The Lambert Family

There were many free black and creole composers and musicians of New Orleans before the Civil War that moved to Europe to escape increasing racial tensions that not only were getting in the way of their careers, but their existence.  Charles Lucien Lambert Sr, (1828-1896) was born to Charles Richard Lambert, musician and early teacher of Dédé.  Like his friend and contemporary Louis Gottschalk, Lucien Sr. went to Paris by the mid-1850s.  There he began to have many pieces published and celebrated: the publisher of his piano “Variations et Final sur I ‘air Au clair de la lune,” Op. 30 (1859) had to reprint it five times to meet its sales. 

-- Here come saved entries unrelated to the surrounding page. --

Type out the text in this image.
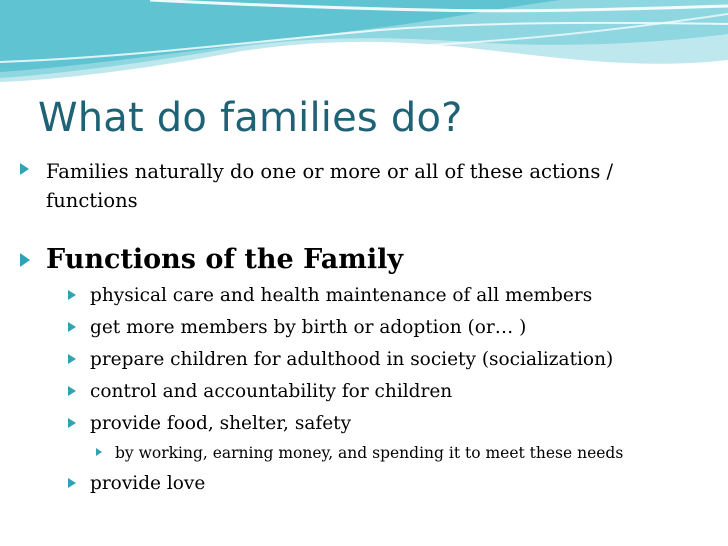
What do families do?
Families naturally do one or more or all of these actions / functions
Functions of the Family
physical care and health maintenance of all members
get more members by birth or adoption (or… )
prepare children for adulthood in society (socialization)
control and accountability for children
provide food, shelter, safety
by working, earning money, and spending it to meet these needs
provide love
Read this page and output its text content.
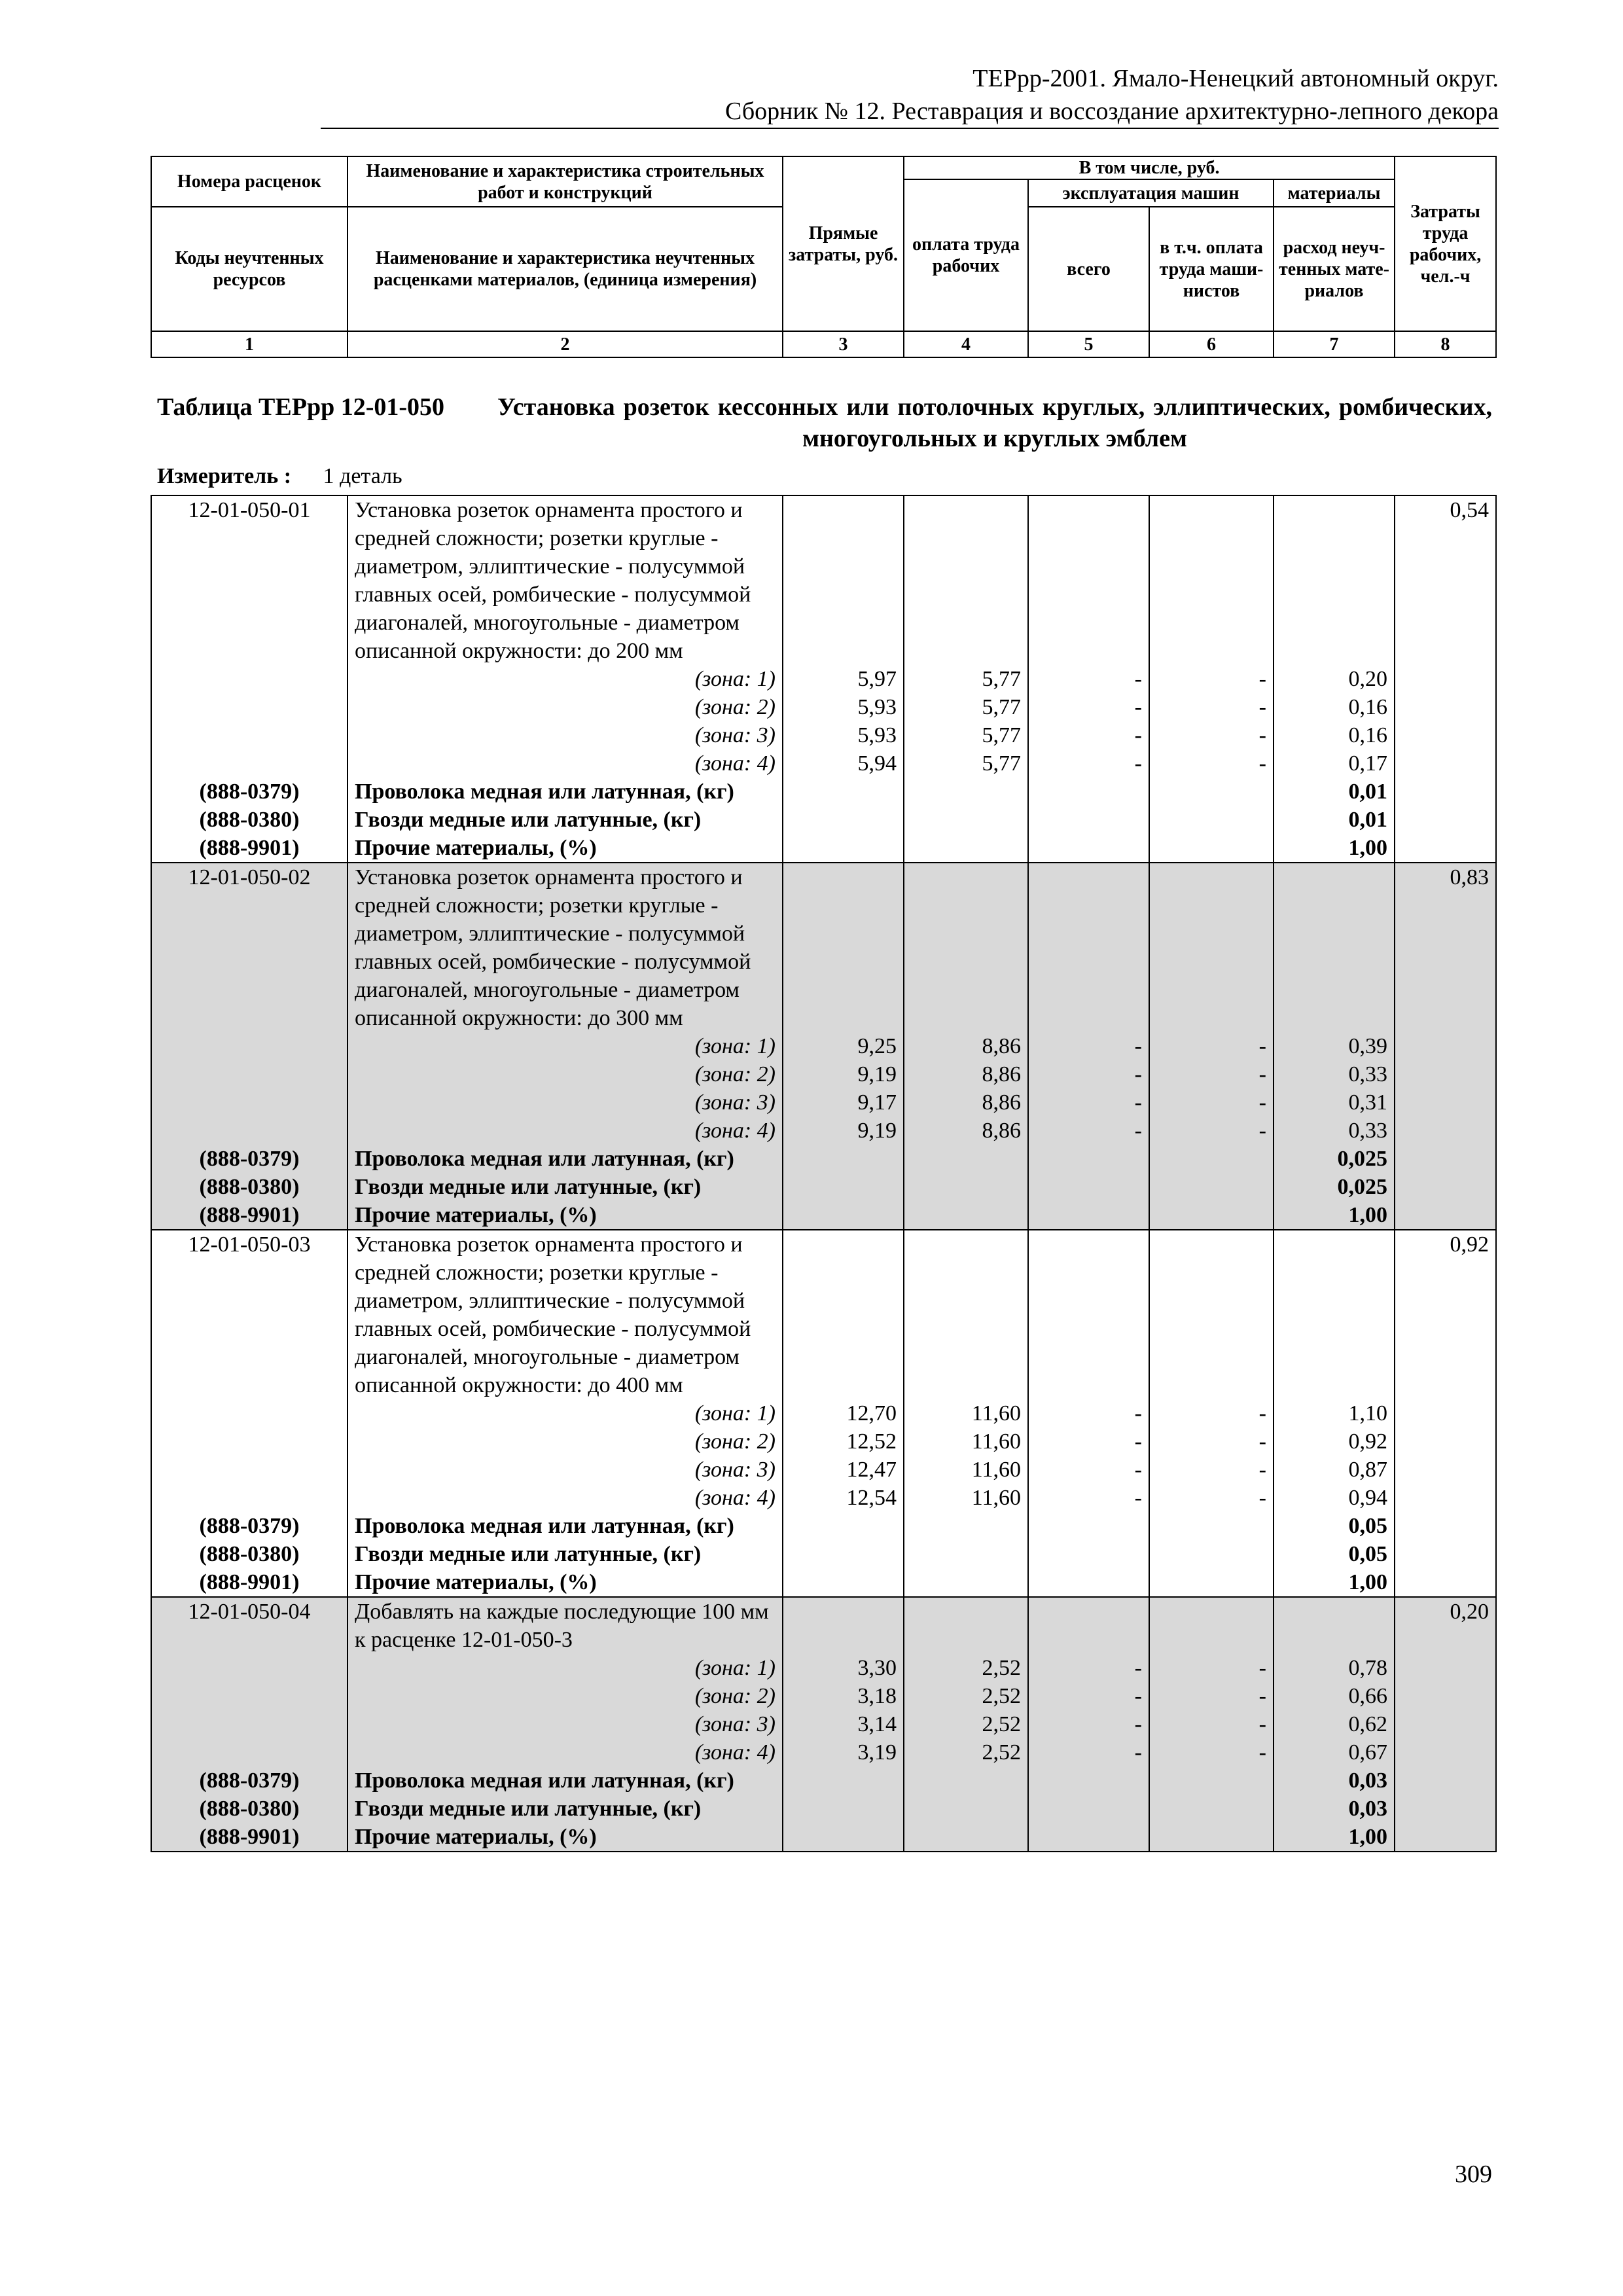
ТЕРрр-2001. Ямало-Ненецкий автономный округ.
Сборник № 12. Реставрация и воссоздание архитектурно-лепного декора
Номера расценок	Наименование и характеристика строительных работ и конструкций	Прямые затраты, руб.	В том числе, руб.				Затраты труда рабочих, чел.-ч
			оплата труда рабочих	эксплуатация машин		материалы	
Коды неучтенных ресурсов	Наименование и характеристика неучтенных расценками материалов, (единица измерения)			всего	в т.ч. оплата труда маши-нистов	расход неуч-тенных мате-риалов	

1	2	3	4	5	6	7	8
Таблица ТЕРрр 12-01-050 Установка розеток кессонных или потолочных круглых, эллиптических, ромбических, многоугольных и круглых эмблем
Измеритель : 1 деталь
12-01-050-01	Установка розеток орнамента простого и средней сложности; розетки круглые - диаметром, эллиптические - полусуммой главных осей, ромбические - полусуммой диагоналей, многоугольные - диаметром описанной окружности: до 200 мм						0,54
	(зона: 1)	5,97	5,77	-	-	0,20	
	(зона: 2)	5,93	5,77	-	-	0,16	
	(зона: 3)	5,93	5,77	-	-	0,16	
	(зона: 4)	5,94	5,77	-	-	0,17	
(888-0379)	Проволока медная или латунная, (кг)					0,01	
(888-0380)	Гвозди медные или латунные, (кг)					0,01	
(888-9901)	Прочие материалы, (%)					1,00	
12-01-050-02	Установка розеток орнамента простого и средней сложности; розетки круглые - диаметром, эллиптические - полусуммой главных осей, ромбические - полусуммой диагоналей, многоугольные - диаметром описанной окружности: до 300 мм						0,83
	(зона: 1)	9,25	8,86	-	-	0,39	
	(зона: 2)	9,19	8,86	-	-	0,33	
	(зона: 3)	9,17	8,86	-	-	0,31	
	(зона: 4)	9,19	8,86	-	-	0,33	
(888-0379)	Проволока медная или латунная, (кг)					0,025	
(888-0380)	Гвозди медные или латунные, (кг)					0,025	
(888-9901)	Прочие материалы, (%)					1,00	
12-01-050-03	Установка розеток орнамента простого и средней сложности; розетки круглые - диаметром, эллиптические - полусуммой главных осей, ромбические - полусуммой диагоналей, многоугольные - диаметром описанной окружности: до 400 мм						0,92
	(зона: 1)	12,70	11,60	-	-	1,10	
	(зона: 2)	12,52	11,60	-	-	0,92	
	(зона: 3)	12,47	11,60	-	-	0,87	
	(зона: 4)	12,54	11,60	-	-	0,94	
(888-0379)	Проволока медная или латунная, (кг)					0,05	
(888-0380)	Гвозди медные или латунные, (кг)					0,05	
(888-9901)	Прочие материалы, (%)					1,00	
12-01-050-04	Добавлять на каждые последующие 100 мм к расценке 12-01-050-3						0,20
	(зона: 1)	3,30	2,52	-	-	0,78	
	(зона: 2)	3,18	2,52	-	-	0,66	
	(зона: 3)	3,14	2,52	-	-	0,62	
	(зона: 4)	3,19	2,52	-	-	0,67	
(888-0379)	Проволока медная или латунная, (кг)					0,03	
(888-0380)	Гвозди медные или латунные, (кг)					0,03	
(888-9901)	Прочие материалы, (%)					1,00	
309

Charles Lucien moved his family to Brazil sometime in the 1860s. In Rio de Janeiro he opened a piano and music store and taught music, eventually becoming a member of the Brazilian National Institute of Music. In 1869, Gottschalk arrived in Rio for a series of spectacular appearances. Lucien’s son, Lucien Jr., then not yet a teenager, and his father both performed in at least one of Gottschalk’s monster concerts, in which thirty-one pianists played simultaneously. Lucien Sr. eventually became a good friend of the family of the Brazilian composer Ernesto Nazareth (1863-1934) as well as his first professional teacher. 

His son, Lucièn Léon Guillaume, born in 1858 and died in 1945, became more well known than his father. Lucièn Léon returned to France, became a pupil of Theodore Dubois and Jules Massenet. In Spain his music became so famous that he was decorated by the King. He was to work on a larger scale than his father, producing ballets, symphonic music, choral works and a large amount of instrumental music. Along with his half brother Sydney Lambert, he had a career in Portugal, serving in the royal court. He was later to teach in Paris, but spent the latter part of his life in Portugal where he died.